6. Have water within reach
As nerves flood your system, moisture often abandons it. We go to speak and find our mouths suddenly as dry as a desert. “Did I eat a handful of sawdust before I came out here?” you wonder, as the very idea of saliva seems like a distant memory. So, have a few sips of water before you start your presentation, and make sure there is lots of water with you during it. Even when your nerves start to dissipate, you will still need to hydrate because the simple act of talking continuously expels a lot of moisture from your mouth.
7. Never let them see you sweat
I sweat when I’m nervous. Then I get nervous about sweating and sweat more, in a self-perpetuating cycle of perspiration (like Al Brooks in that hysterical scene from “Broadcast News”). A great way to avoid sweating is to dress coolly, opting for less layers or lighter clothing. If you’re still going to sweat, try to make sure it won’t show by wearing white or black up top, avoiding light blue or grey, or wearing an undershirt. And if all else fails and sweat starts to collect on your forehead or upper lip, try as much as possible not to wipe it away, which is a dead give-away that you’re perspiring. Just because you feel the sweat doesn’t mean your audience can see it. A year ago I spoke in front of a thousand dieticians and was sweating like a farm animal for the first fifteen minutes of my talk. I was convinced it showed, but was greatly relieved (and surprised), when I saw video afterwards, that it didn’t. Sure, I was a little “shiny”, but I didn’t look like the drowned rat I’d felt like.

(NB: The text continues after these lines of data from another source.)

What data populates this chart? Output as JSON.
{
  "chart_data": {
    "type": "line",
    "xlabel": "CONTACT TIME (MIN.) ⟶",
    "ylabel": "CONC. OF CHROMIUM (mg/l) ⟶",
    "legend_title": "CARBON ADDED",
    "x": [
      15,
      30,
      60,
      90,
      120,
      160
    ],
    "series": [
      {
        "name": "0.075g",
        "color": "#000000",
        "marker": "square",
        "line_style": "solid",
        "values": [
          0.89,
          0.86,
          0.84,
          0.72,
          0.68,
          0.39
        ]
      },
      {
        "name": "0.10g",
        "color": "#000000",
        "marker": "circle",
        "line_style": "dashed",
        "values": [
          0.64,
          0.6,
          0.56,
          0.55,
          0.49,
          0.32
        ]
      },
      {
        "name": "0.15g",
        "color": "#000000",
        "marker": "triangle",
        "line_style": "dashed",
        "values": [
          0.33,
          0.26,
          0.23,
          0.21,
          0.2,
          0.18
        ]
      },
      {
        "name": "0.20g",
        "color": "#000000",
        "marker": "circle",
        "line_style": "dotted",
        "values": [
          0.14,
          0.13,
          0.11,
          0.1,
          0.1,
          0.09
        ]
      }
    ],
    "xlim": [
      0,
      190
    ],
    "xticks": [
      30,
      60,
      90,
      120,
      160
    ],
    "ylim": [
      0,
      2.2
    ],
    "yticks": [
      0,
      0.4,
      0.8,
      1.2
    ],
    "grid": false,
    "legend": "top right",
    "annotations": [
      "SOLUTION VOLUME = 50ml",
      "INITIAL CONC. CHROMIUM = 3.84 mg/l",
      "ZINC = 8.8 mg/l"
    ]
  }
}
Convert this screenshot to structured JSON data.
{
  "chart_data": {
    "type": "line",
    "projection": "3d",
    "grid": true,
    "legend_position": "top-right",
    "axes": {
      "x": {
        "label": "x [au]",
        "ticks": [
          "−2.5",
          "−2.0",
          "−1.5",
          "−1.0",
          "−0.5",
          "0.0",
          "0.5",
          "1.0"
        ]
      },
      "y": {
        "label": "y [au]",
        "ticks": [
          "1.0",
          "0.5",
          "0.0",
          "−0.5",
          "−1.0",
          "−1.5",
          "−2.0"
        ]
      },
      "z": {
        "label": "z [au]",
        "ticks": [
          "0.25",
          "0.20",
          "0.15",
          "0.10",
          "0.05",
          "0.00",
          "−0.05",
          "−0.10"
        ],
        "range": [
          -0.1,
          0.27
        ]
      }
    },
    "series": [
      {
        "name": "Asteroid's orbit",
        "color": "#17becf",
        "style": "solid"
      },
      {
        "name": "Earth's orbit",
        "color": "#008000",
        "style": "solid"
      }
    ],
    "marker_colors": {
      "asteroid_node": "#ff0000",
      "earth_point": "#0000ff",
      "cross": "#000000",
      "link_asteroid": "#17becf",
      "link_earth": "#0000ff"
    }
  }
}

8. Make eye contact with your audience
Some people, when they’re feeling judged by an audience, instinctively shy away by not looking at them. They make their whole presentation to the floor or the clock at the back of the room. Don’t do this. Make eye contact with people in your audience. Let them know you see them and make sure they see you. They will all seem less threatening and more inviting if you do.
9. Open with a story
A well-crafted story well told is not only a great way to position the content of your presentation, it’s also an effective way for you to connect with your audience on a personal level. And because the story is yours, it’s hard for you to mess it up or make mistakes with it. A relevant, strategic story at the start of your presentation can help you shape the way you want your audience to think about everything that’s going to follow. Importantly, it can also be used to shape the way they feel about your presentation, enriching the connection you make between it, them and you.
10. Admit you’re nervous
And if everything else fails, you’re still noticeably nervous and nothing seems to be calming your nerves, then just call it, and admit your nervous. To be clear, I only recommend doing this if you’re really nervous, not if you’re just experiencing some butterflies or rough patches. Your audience knows your nervous because they see the signs (e.g. quivering voice, pacing, sweating, hives, staring at the floor). They not only feel for you, but they also feel relieved it’s you up there and not them. So if you start off nervously and get even more nervous as you go, stop, take a deep breath, look right at your audience, smile and say, “I’m sorry, I’m just a bit nervous.” When I’ve seen people do this, it instantly relieves the tension in the room, making you less nervous, your audience less nervous for you, and everyone a bit more relaxed to go on this journey together.